Animal print has been a popular fashion-choice for decades. Before it became commonplace however it was generally thought of as an expensive garment – considered something rather exotic.
Amid African colonisation, the leopard also became one of the most repeated animals to appear in fashion since the wolly mammoth – from Mobutu to Dior.
It was seen as a symbol of power, wealth and status; worn by kings, queens and the uber-rich.
Infatuated with the symbolic significance of leopards, Canadian-born photographer, Emilie Regnier, had decided to track-down modern renditions of this status-enhancing material.
To find the fashionistas basking in the skin of these incredible cats Reginer cast a wide net, travelling to Texas, New York, Paris and Johannesburg – to name but a few.
Her aim was to locate people from different backgrounds who had adopted leopard print, and find out what it meant to them.

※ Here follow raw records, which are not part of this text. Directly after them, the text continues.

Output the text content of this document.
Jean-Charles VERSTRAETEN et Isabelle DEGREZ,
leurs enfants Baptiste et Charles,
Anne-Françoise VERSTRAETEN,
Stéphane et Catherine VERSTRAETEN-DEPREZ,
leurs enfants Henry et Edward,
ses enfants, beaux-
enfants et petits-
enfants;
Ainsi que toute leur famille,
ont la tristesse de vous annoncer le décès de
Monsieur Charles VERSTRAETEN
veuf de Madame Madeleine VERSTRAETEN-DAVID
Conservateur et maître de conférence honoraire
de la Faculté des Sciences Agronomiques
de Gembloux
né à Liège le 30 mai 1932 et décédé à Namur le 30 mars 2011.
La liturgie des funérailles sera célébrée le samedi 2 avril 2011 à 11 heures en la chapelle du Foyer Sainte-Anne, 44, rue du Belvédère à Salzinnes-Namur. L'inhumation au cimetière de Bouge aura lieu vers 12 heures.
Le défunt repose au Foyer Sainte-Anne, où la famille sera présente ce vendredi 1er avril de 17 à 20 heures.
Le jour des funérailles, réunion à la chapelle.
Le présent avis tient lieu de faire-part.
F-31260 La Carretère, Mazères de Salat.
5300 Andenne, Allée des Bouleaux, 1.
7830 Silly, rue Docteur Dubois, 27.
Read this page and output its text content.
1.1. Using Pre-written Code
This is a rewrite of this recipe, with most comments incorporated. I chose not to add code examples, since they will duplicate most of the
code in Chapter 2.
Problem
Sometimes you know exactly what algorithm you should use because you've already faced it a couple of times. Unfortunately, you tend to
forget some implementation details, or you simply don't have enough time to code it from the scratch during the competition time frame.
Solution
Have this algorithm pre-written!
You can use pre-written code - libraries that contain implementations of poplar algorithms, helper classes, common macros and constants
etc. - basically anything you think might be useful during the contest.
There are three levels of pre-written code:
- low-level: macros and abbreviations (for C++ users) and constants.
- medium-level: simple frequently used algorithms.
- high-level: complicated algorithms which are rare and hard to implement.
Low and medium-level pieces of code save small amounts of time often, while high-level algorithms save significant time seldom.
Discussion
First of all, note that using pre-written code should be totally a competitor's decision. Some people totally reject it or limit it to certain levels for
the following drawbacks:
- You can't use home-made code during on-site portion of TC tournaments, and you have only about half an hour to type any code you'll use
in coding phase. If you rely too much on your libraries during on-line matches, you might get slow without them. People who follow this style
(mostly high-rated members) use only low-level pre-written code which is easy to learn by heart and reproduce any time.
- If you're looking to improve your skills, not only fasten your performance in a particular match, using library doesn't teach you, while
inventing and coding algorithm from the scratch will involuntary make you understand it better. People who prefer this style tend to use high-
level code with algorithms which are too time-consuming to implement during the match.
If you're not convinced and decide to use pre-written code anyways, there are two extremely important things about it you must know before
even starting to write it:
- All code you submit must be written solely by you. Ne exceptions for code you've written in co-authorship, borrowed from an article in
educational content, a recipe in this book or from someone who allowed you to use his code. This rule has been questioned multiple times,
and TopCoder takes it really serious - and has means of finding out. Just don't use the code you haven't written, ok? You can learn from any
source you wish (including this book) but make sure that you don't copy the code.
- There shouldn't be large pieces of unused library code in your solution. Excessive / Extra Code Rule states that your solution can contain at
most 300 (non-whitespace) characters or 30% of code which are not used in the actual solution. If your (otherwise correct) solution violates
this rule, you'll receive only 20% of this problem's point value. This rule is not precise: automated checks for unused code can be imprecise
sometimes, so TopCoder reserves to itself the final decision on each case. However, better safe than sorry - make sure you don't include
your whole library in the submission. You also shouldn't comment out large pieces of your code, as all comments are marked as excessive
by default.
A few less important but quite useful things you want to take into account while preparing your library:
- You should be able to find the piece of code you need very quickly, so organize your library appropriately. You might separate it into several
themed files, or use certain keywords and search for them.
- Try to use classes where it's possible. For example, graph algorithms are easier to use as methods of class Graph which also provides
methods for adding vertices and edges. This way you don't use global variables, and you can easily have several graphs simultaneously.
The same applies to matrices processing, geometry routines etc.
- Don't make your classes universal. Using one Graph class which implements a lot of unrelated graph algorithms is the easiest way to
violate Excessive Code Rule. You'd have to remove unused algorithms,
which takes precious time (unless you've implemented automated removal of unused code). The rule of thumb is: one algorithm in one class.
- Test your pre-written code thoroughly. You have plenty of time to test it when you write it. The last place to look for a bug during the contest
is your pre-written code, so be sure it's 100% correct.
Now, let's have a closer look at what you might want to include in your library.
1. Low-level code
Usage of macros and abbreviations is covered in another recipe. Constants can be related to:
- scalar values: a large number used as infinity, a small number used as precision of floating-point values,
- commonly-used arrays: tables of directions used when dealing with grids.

Samuel Weidi (seen below) had spent his life impersonating former Congolian President, Mobutu Sese Seko.
"Each morning he wakes up, puts on the same hat as Mobutu, the stick, dresses like him. Not just for photos," Regnier told Konbini at the Contemporary African Arts Fair in London.
Chef Matadi Kibala (seen above) is a popular tribal chef in Kinshasa, the largest city of the Democratic Republic of the Congo.
After seeking approval from his ancestors he asked Regnier to take the photo in front of his Jeep. "He changed three times" to show the extent of his cultural attire, she explains.
One man named Larry was fully covered in leopard tattoos, "even his genitals".
His obsession for leopards started in 1993 when he dropped out of college and began living on the streets, he tells Regnier.
"I've seen so much inhumanity from humans towards humans that I wanted to get out of the human race, so I became a leopard man"
Amidst her world tour of leopard Regnier met with numerous colourful characters, from DJs in Paris to 60-year-old ladies in Africa with full leopard-print towels.
The most interesting aspect of her venture was discovering how leopard went from haute couture to urban fashion in just a matter of decades.
In 1947 Dior became the first to produce leopard print clothing and fur. It was prevalent at the start of the 20th century but was made for "prostitutes, or women with little virtue," Regnier said.
Since then though it has spread and became a near-abundant material, featuring in Dolce & Gabbana campaigns as well as on the catwalk and in Kanye West shows.
Regnier will exhibit all of the photographs from this series at Paris Photo from November 13.